For our final couple of posts we’re going to be talking about stereotype threat. Stereotype threat is, at least to me, a little weird and counterintuitive, so let’s quickly talk about it.

Basically, stereotype threat is the concern that you may behave in a way that confirms negative stereotypes about your group. On a subconscious level, you become preoccupied with this fear, and it inhibits your cognitive function and general performance. A really obvious and well-documented instance of stereotype threat has to do with how women perform on STEM tests.

A recent meta-analysis found that stereotype threat accounts for a substantial proportion of the racial achievement gaps. To give an example, one study found that if black students were given a test and told its purpose was to evaluate ability, they performed worse. If they test was presented in a “no threat” condition—when the students were given instructions designed to make negative stereotypes less relevant—black students’ performance improved dramatically.

Here are a few interventions that have proven successful in mitigating stereotype threat:

Remove Triggers: Stereotype threat is triggered by specific stimuli. Remove those stimuli, you can prevent stereotype threat. In fact, in one clear (and clever) example of this, researchers moved the identifying information and demographic queries from the beginning of an AP calculus test from the beginning to the end of the test. The results? Girls’ scores improved so dramatically they estimated that, if this change was implemented, 4700 additional girls would receive AP Calculus credit annually.

Social Belonging Intervention: Most of us go through times where we feel we don’t belong, or feel like outsiders. Like, you know, high school. When people feel they don’t belong specifically because of their race, they are likely to interpret experiences as evidence that their race is a liability, hampering their chances of belonging and success. The “social belonging” intervention is designed to respond to this. In one study of this intervention, researchers discovered via a survey that most upperclassmen of all races felt that they didn’t belong when they were younger. By giving both black and white students this information—that lack of belonging isn’t necessarily tied to race—black students’ grades improved. The social belonging intervention helped students of color feel resilient in the face of adversity and protected them from feeling that they did not belong in general when they encountered difficult social situations.

Value-Affirmation: People experiencing stereotype threat frequently lose track of themselves, the things that make them individuals, their values, their goals, their broader identities. These are all things that help us feel positively about ourselves. Creating opportunities for people to reinforce and articulate what makes them them can help mitigate stereotype threat and help us cope with diversity.

Growth Mindset: This one comes from Carol Dweck.

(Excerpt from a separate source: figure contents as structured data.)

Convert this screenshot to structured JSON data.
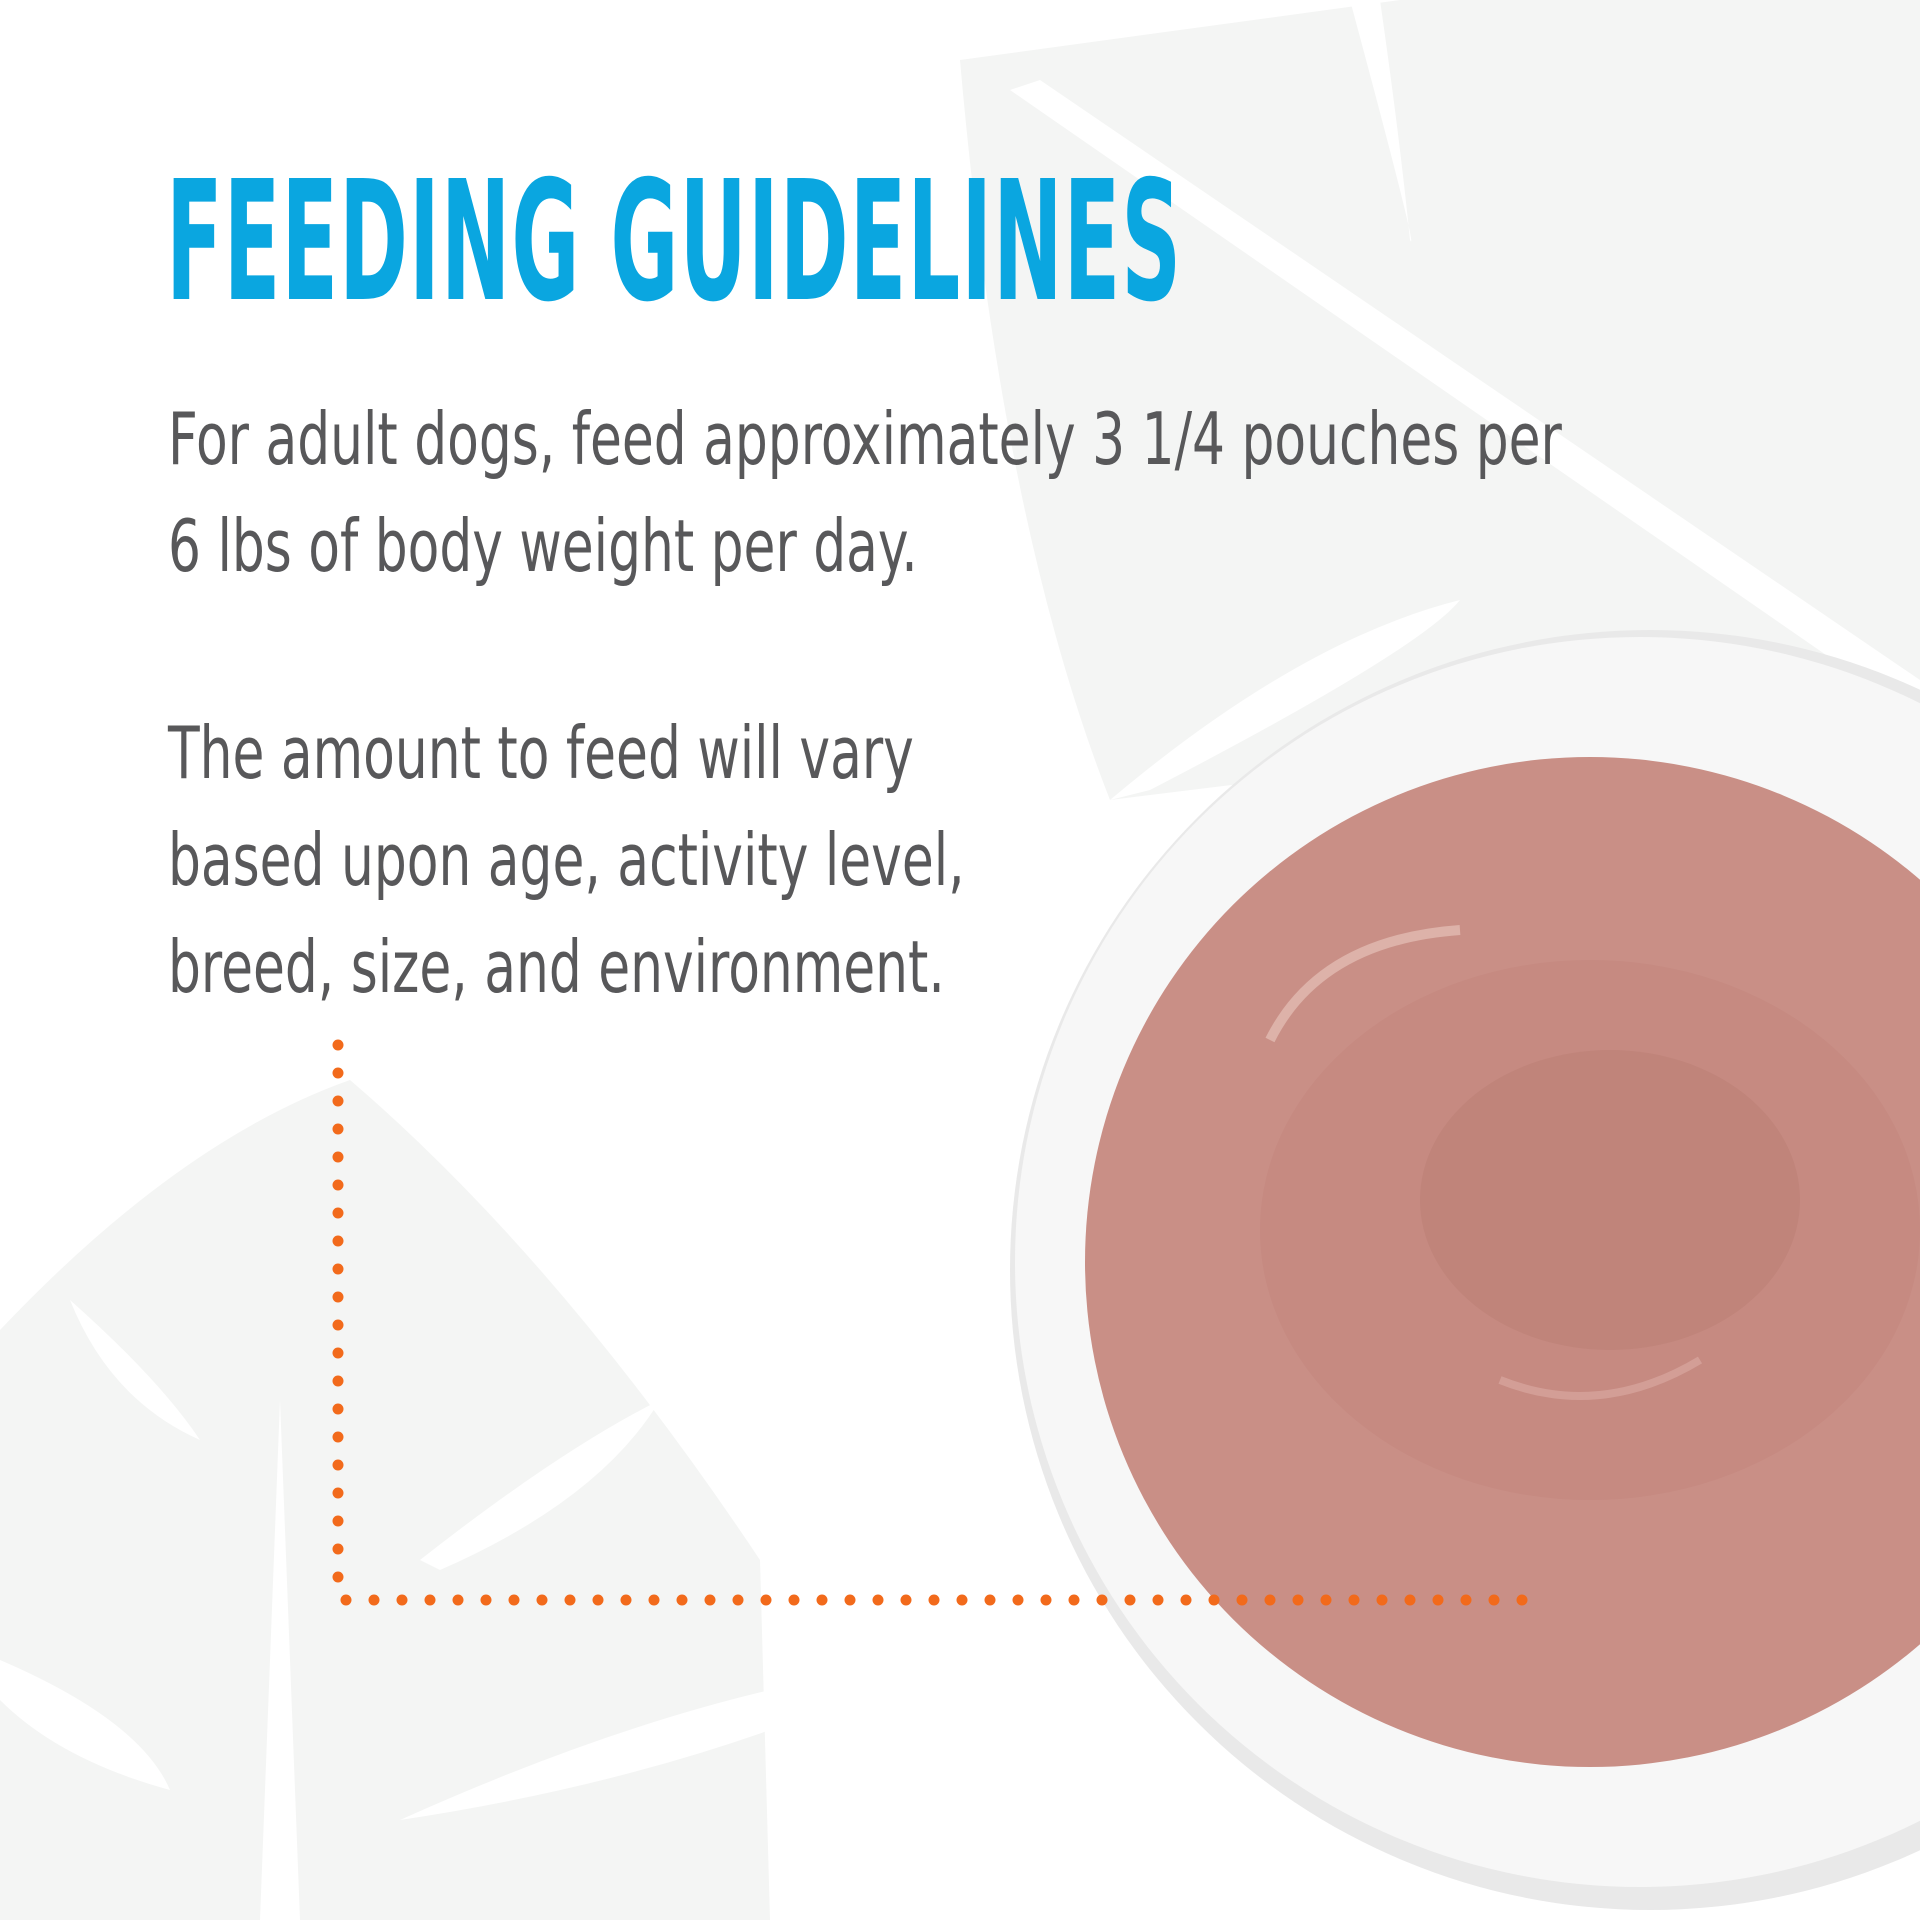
{
  "title": "FEEDING GUIDELINES",
  "paragraph1": {
    "line1": "For adult dogs, feed approximately 3 1/4 pouches per",
    "line2": "6 lbs of body weight per day."
  },
  "paragraph2": {
    "line1": "The amount to feed will vary",
    "line2": "based upon age, activity level,",
    "line3": "breed, size, and environment."
  },
  "colors": {
    "title": "#0aa6e0",
    "body_text": "#58585a",
    "dotted_line": "#f26a1b",
    "leaf": "#f4f5f4",
    "food": "#c98f86"
  }
}
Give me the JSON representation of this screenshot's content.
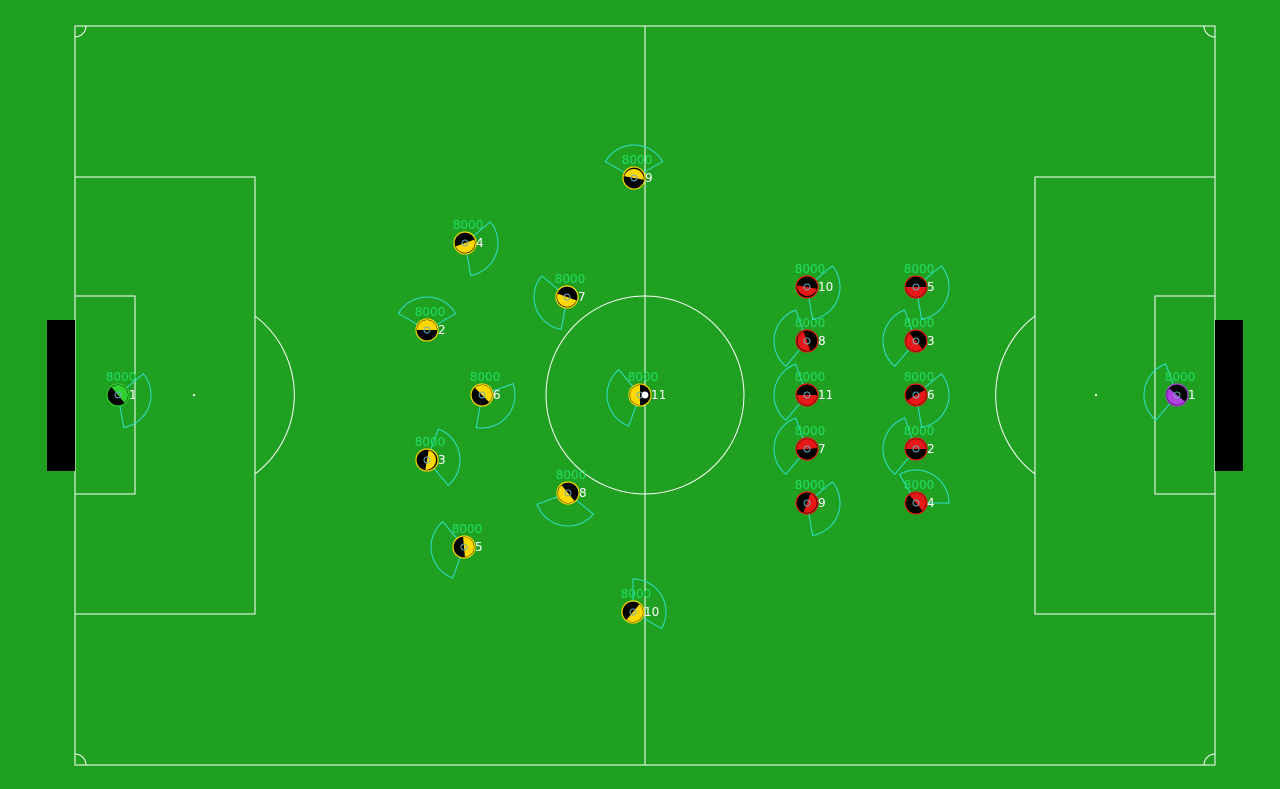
{
  "colors": {
    "pitch": "#20a020",
    "lines": "#ffffff",
    "goal": "#000000",
    "left_team": "#ffd800",
    "left_goalie": "#30d030",
    "right_team": "#e81818",
    "right_goalie": "#b040e0",
    "view_cone": "#30e0d0",
    "stamina_text": "#22dd66",
    "ball": "#ffffff"
  },
  "left_team": {
    "players": [
      {
        "unum": "1",
        "stamina": "8000",
        "goalie": true
      },
      {
        "unum": "2",
        "stamina": "8000"
      },
      {
        "unum": "3",
        "stamina": "8000"
      },
      {
        "unum": "4",
        "stamina": "8000"
      },
      {
        "unum": "5",
        "stamina": "8000"
      },
      {
        "unum": "6",
        "stamina": "8000"
      },
      {
        "unum": "7",
        "stamina": "8000"
      },
      {
        "unum": "8",
        "stamina": "8000"
      },
      {
        "unum": "9",
        "stamina": "8000"
      },
      {
        "unum": "10",
        "stamina": "8000"
      },
      {
        "unum": "11",
        "stamina": "8000"
      }
    ]
  },
  "right_team": {
    "players": [
      {
        "unum": "1",
        "stamina": "8000",
        "goalie": true
      },
      {
        "unum": "2",
        "stamina": "8000"
      },
      {
        "unum": "3",
        "stamina": "8000"
      },
      {
        "unum": "4",
        "stamina": "8000"
      },
      {
        "unum": "5",
        "stamina": "8000"
      },
      {
        "unum": "6",
        "stamina": "8000"
      },
      {
        "unum": "7",
        "stamina": "8000"
      },
      {
        "unum": "8",
        "stamina": "8000"
      },
      {
        "unum": "9",
        "stamina": "8000"
      },
      {
        "unum": "10",
        "stamina": "8000"
      },
      {
        "unum": "11",
        "stamina": "8000"
      }
    ]
  }
}
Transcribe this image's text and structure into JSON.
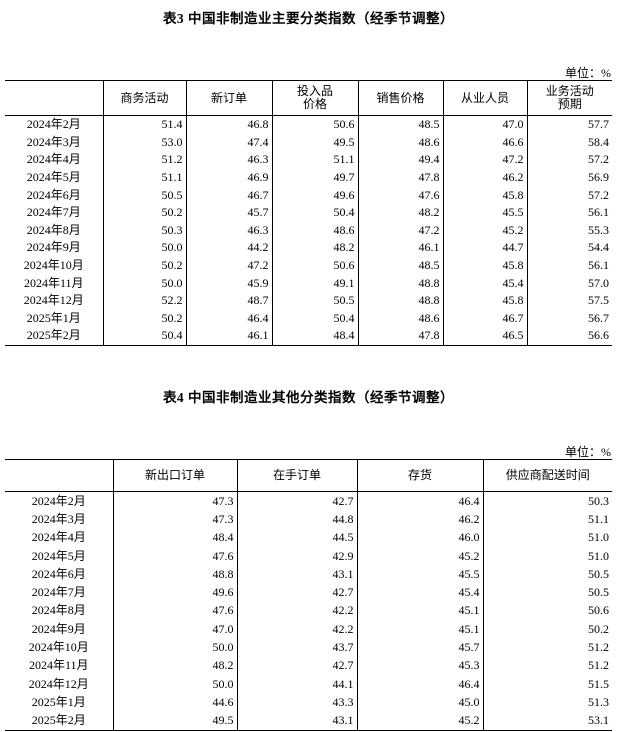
{
  "table3": {
    "title": "表3 中国非制造业主要分类指数（经季节调整）",
    "unit": "单位：%",
    "columns": [
      "",
      "商务活动",
      "新订单",
      "投入品价格",
      "销售价格",
      "从业人员",
      "业务活动预期"
    ],
    "rows": [
      [
        "2024年2月",
        "51.4",
        "46.8",
        "50.6",
        "48.5",
        "47.0",
        "57.7"
      ],
      [
        "2024年3月",
        "53.0",
        "47.4",
        "49.5",
        "48.6",
        "46.6",
        "58.4"
      ],
      [
        "2024年4月",
        "51.2",
        "46.3",
        "51.1",
        "49.4",
        "47.2",
        "57.2"
      ],
      [
        "2024年5月",
        "51.1",
        "46.9",
        "49.7",
        "47.8",
        "46.2",
        "56.9"
      ],
      [
        "2024年6月",
        "50.5",
        "46.7",
        "49.6",
        "47.6",
        "45.8",
        "57.2"
      ],
      [
        "2024年7月",
        "50.2",
        "45.7",
        "50.4",
        "48.2",
        "45.5",
        "56.1"
      ],
      [
        "2024年8月",
        "50.3",
        "46.3",
        "48.6",
        "47.2",
        "45.2",
        "55.3"
      ],
      [
        "2024年9月",
        "50.0",
        "44.2",
        "48.2",
        "46.1",
        "44.7",
        "54.4"
      ],
      [
        "2024年10月",
        "50.2",
        "47.2",
        "50.6",
        "48.5",
        "45.8",
        "56.1"
      ],
      [
        "2024年11月",
        "50.0",
        "45.9",
        "49.1",
        "48.8",
        "45.4",
        "57.0"
      ],
      [
        "2024年12月",
        "52.2",
        "48.7",
        "50.5",
        "48.8",
        "45.8",
        "57.5"
      ],
      [
        "2025年1月",
        "50.2",
        "46.4",
        "50.4",
        "48.6",
        "46.7",
        "56.7"
      ],
      [
        "2025年2月",
        "50.4",
        "46.1",
        "48.4",
        "47.8",
        "46.5",
        "56.6"
      ]
    ]
  },
  "table4": {
    "title": "表4 中国非制造业其他分类指数（经季节调整）",
    "unit": "单位：%",
    "columns": [
      "",
      "新出口订单",
      "在手订单",
      "存货",
      "供应商配送时间"
    ],
    "rows": [
      [
        "2024年2月",
        "47.3",
        "42.7",
        "46.4",
        "50.3"
      ],
      [
        "2024年3月",
        "47.3",
        "44.8",
        "46.2",
        "51.1"
      ],
      [
        "2024年4月",
        "48.4",
        "44.5",
        "46.0",
        "51.0"
      ],
      [
        "2024年5月",
        "47.6",
        "42.9",
        "45.2",
        "51.0"
      ],
      [
        "2024年6月",
        "48.8",
        "43.1",
        "45.5",
        "50.5"
      ],
      [
        "2024年7月",
        "49.6",
        "42.7",
        "45.4",
        "50.5"
      ],
      [
        "2024年8月",
        "47.6",
        "42.2",
        "45.1",
        "50.6"
      ],
      [
        "2024年9月",
        "47.0",
        "42.2",
        "45.1",
        "50.2"
      ],
      [
        "2024年10月",
        "50.0",
        "43.7",
        "45.7",
        "51.2"
      ],
      [
        "2024年11月",
        "48.2",
        "42.7",
        "45.3",
        "51.2"
      ],
      [
        "2024年12月",
        "50.0",
        "44.1",
        "46.4",
        "51.5"
      ],
      [
        "2025年1月",
        "44.6",
        "43.3",
        "45.0",
        "51.3"
      ],
      [
        "2025年2月",
        "49.5",
        "43.1",
        "45.2",
        "53.1"
      ]
    ]
  }
}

We tend to think of abilities in two different ways: as entities or as increments. An entity is an ability we either have or we don’t (like perfect pitch, which most people must be born with). Increments are skills that we can develop. If we view a given task as an entity, then our poor performance just confirms for us that we’re doomed to always be bad at it. But if we view a task (like math, or reading, or studying) as an incremental skill that we can—to use a video game metaphor—level up, our desire to improve increases. This is very important for teachers to know: encouraging students to see their work as something they are gradually improving on (instead of something they are innately good or bad at) increases the chance they will improve.